A Polícia Civil localizou, na manhã desta terça-feira (12), uma ossada humana em uma região de mata em Rio das Ostras, na Baixada Litorânea do estado. Segundo os investigadores, os restos mortais podem ser de Paloma Fragoso, de 28 anos, estudante de enfermagem da Universidade Federal Fluminense, que está desaparecida desde dezembro de 2025.
O delegado responsável pelas investigações, Luis Maurício Armond, informou que a ação começou após uma denúncia anônima indicando a possível existência de cemitérios clandestinos na região. Durante as buscas, equipes recolheram materiais que serão encaminhados para exames periciais e testes de DNA.
“Estamos dando continuidade às buscas pelo corpo da Paloma. Recebemos informações sobre cemitérios clandestinos usados pelo tráfico. As diligências acontecem simultaneamente em três pontos diferentes, com apoio de cães farejadores da Guarda Municipal de Carapebus. Foram encontrados objetos como fitas adesivas, facas, roupas com manchas de sangue e materiais utilizados para amarrar vítimas. Será uma investigação extensa”, declarou o delegado, que assumiu a unidade policial há cerca de 30 dias.
Desaparecimento de Paloma Fragoso
Paloma Fragoso, de 28 anos, deixou a moradia estudantil da UFF na manhã de sábado, 6 de dezembro de 2025, e nunca mais foi vista.
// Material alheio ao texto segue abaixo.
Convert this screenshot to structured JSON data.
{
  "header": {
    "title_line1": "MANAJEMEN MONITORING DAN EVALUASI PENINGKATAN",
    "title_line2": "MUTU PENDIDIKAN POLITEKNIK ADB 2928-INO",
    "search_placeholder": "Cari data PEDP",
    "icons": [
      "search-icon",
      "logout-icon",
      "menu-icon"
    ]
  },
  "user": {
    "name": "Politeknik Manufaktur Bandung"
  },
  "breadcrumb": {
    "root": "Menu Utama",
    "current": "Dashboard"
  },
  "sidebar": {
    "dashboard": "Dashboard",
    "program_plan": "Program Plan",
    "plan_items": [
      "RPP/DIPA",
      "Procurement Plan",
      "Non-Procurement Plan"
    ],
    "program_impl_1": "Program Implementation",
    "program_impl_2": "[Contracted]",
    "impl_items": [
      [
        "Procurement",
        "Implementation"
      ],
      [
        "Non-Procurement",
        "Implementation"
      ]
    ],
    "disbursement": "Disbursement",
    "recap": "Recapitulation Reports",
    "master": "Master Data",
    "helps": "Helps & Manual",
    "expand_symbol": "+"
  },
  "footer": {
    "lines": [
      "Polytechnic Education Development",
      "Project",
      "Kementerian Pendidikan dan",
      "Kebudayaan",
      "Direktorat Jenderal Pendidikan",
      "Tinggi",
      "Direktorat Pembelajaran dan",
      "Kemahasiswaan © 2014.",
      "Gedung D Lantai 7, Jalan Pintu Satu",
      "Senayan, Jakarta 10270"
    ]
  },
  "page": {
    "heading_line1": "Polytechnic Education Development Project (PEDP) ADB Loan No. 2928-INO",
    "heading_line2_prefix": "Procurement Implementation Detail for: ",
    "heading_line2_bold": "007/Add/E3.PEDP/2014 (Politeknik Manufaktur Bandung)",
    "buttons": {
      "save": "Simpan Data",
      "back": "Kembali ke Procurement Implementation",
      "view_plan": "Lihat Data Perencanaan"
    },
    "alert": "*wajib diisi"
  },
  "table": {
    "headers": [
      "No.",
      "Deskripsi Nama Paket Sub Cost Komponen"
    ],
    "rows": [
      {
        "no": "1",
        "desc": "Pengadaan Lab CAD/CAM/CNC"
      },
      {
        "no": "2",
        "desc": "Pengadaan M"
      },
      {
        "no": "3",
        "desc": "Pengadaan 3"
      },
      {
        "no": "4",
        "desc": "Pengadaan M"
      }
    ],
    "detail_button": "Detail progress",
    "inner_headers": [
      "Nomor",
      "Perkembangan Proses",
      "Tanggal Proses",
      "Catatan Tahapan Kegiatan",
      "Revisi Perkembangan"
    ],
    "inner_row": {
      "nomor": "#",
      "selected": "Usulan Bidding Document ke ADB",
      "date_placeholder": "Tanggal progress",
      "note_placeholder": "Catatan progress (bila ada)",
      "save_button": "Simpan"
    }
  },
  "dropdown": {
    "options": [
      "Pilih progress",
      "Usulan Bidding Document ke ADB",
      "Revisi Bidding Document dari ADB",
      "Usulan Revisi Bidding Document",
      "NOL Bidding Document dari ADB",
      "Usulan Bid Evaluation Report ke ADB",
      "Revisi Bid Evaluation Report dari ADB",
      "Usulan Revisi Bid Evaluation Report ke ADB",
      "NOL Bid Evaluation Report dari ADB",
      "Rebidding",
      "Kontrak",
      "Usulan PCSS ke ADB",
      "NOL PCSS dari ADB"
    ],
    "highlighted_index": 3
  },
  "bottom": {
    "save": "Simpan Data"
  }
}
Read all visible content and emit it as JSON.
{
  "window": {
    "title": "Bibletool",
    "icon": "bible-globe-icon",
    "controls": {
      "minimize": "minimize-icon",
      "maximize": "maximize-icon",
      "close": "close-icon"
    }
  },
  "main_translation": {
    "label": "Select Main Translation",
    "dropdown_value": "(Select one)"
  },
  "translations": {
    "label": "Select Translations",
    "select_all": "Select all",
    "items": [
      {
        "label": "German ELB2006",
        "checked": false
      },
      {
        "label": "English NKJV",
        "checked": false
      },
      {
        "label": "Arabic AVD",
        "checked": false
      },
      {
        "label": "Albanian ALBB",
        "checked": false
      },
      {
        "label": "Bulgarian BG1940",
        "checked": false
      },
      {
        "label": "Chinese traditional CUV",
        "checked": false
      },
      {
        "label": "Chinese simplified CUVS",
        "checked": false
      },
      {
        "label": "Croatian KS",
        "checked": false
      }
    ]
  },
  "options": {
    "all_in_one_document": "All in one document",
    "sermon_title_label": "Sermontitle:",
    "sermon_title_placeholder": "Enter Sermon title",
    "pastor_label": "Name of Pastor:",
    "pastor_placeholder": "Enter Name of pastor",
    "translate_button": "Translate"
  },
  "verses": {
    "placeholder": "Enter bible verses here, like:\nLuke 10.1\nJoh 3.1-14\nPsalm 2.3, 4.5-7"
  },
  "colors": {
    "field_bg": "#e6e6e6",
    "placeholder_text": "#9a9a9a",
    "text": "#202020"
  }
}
O desaparecimento foi registrado pela universidade e também pela administração do bar onde ela trabalhava. A irmã da estudante veio do Espírito Santo para auxiliar nas buscas.
Na data do desaparecimento, a jovem foi vista deixando a universidade por um segurança do campus.
Conforme a Polícia Civil, uma funcionária do bar relatou à gerente que viu Paloma caminhando em direção ao bairro Âncora, por volta das 9h30. Desde então, a estudante não respondeu mais às ligações nem às mensagens enviadas por telefone e WhatsApp.
A gerente do estabelecimento informou ainda que Paloma trabalhava regularmente às terças, sextas e sábados, e sempre comunicava quando precisava faltar.
Manifestação cobrou respostas
Em 18 de março de 2026, estudantes da UFF, com apoio de professores, promoveram um protesto na Rodovia Amaral Peixoto, em frente ao campus de Rio das Ostras, pedindo respostas sobre o desaparecimento da universitária.
A mobilização ocorreu exatamente 100 dias após o sumiço da jovem, quando ela saiu da moradia estudantil em direção ao bairro Âncora.
Com cartazes e palavras de ordem, os manifestantes cobraram mais rapidez nas investigações e maior transparência sobre o andamento do caso, que ainda segue sem solução.